Yes, a person can still get intoxicated while taking the medication. The medication works to block the endorphin rush from alcohol, but it does not block the intoxicating effects.
Does a person on TSM have to take naltrexone for life?
According to Dr. Roy Eskapa’s book “The Cure for Alcoholism”, he writes:
Naltrexone is taken before drinking for the rest of the patient’s life. A patient does not take naltrexone if he or she is not going to drink.
So, in the ideal scenario someone would commit to taking naltrexone for the rest of their life 1 hour before drinking. I know this can feel daunting at first especially when you’re just getting started, but the truth is – in my experience taking the medication before drinking becomes a new habit that is just something you do before you drink. So, if you’re just starting and concerned about this part, just try not to think about it too much. Once you’re on the method and realize the benefits of the medication, you won’t want to drink without it.
Additionally, in the forward of this book written by Claudia Christian, she states: “You must take it one hour prior to your first drink for the rest of your life if you continue to drink. I cannot stress this enough. Follow the directions—please!”
In my experience working with others, I agree 100% with her statement. Even if a person achieves extinction and is no longer craving alcohol, alcohol addiction can easily be re-learned if a person drinks alcohol without naltrexone. I have seen this first hand many times. Now, if this happens a person can always get back on naltrexone, but why cause yourself the trouble?
How effective in the Sinclair Method?
The Sinclair Method is shown to have a 78% success rate. This is astounding considering AA has about a 5-10% success rate
How quickly does the Sinclair Method work?
The time it takes to see results on this method varies by the individual. Many TSM doctors I know estimate that 9 months or more is a reasonable timeframe for a person to achieve pharmacological extinction from alcohol addiction. The progress on this method takes time and is often gradual and progressive. A person might notice a change in their drinking after their first dose of naltrexone, others it can take weeks or months. It’s important to note that even if a person sees a reduction in their drinking early on, it can still fluctuate for months where at times they will drink more and other times they will drink less. This is because heavy drinking is often a habit and a coping mechanism for many people, so we have to consciously change our behaviors and notice when we are drinking out of habit or to cope. This is where coaching sessions can come in handy.

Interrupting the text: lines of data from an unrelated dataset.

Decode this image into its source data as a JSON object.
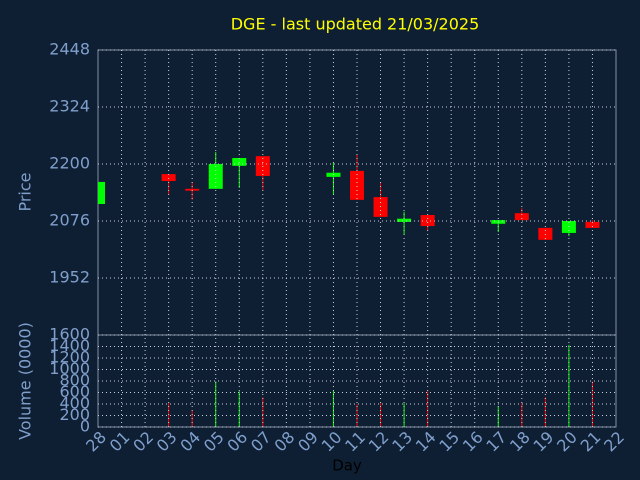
{
  "chart_data": {
    "type": "candlestick",
    "title": "DGE - last updated 21/03/2025",
    "xlabel": "Day",
    "ylabel": "Price",
    "categories": [
      "28",
      "01",
      "02",
      "03",
      "04",
      "05",
      "06",
      "07",
      "08",
      "09",
      "10",
      "11",
      "12",
      "13",
      "14",
      "15",
      "16",
      "17",
      "18",
      "19",
      "20",
      "21",
      "22"
    ],
    "open": [
      2113,
      null,
      null,
      2178,
      2146,
      2146,
      2196,
      2217,
      null,
      null,
      2172,
      2185,
      2128,
      2074,
      2089,
      null,
      null,
      2070,
      2093,
      2061,
      2050,
      2074,
      null
    ],
    "high": [
      2161,
      null,
      null,
      2178,
      2161,
      2226,
      2213,
      2217,
      null,
      null,
      2202,
      2220,
      2159,
      2096,
      2089,
      null,
      null,
      2078,
      2104,
      2061,
      2076,
      2078,
      null
    ],
    "low": [
      2113,
      null,
      null,
      2133,
      2122,
      2146,
      2148,
      2144,
      null,
      null,
      2133,
      2122,
      2085,
      2046,
      2056,
      null,
      null,
      2052,
      2078,
      2035,
      2043,
      2061,
      null
    ],
    "close": [
      2161,
      null,
      null,
      2163,
      2142,
      2200,
      2213,
      2174,
      null,
      null,
      2181,
      2122,
      2085,
      2081,
      2065,
      null,
      null,
      2078,
      2078,
      2035,
      2076,
      2061,
      null
    ],
    "up_color": "#00ff00",
    "down_color": "#ff0000",
    "ylim": [
      1828,
      2448
    ],
    "yticks": [
      1952,
      2076,
      2200,
      2324,
      2448
    ],
    "grid": true,
    "volume": {
      "ylabel": "Volume (0000)",
      "values": [
        null,
        null,
        null,
        413,
        292,
        791,
        620,
        516,
        null,
        null,
        637,
        396,
        413,
        413,
        620,
        null,
        null,
        361,
        413,
        516,
        1428,
        791,
        null
      ],
      "ylim": [
        0,
        1600
      ],
      "yticks": [
        0,
        200,
        400,
        600,
        800,
        1000,
        1200,
        1400,
        1600
      ]
    }
  }
}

You can think of TSM like a weight loss journey where the progress is gradual, and changing habits around alcohol (like you would with food) is vital to the success on the method.
So to summarize – for most people, the Sinclair Method takes time. Nine months or more is a reasonable timeframe for a person to achieve extinction – however some can take less, and others take longer. If you’re not seeing any change in your drinking after starting this method, consider booking a coaching session or talk with your doctor about techniques you can implement to help yourself along.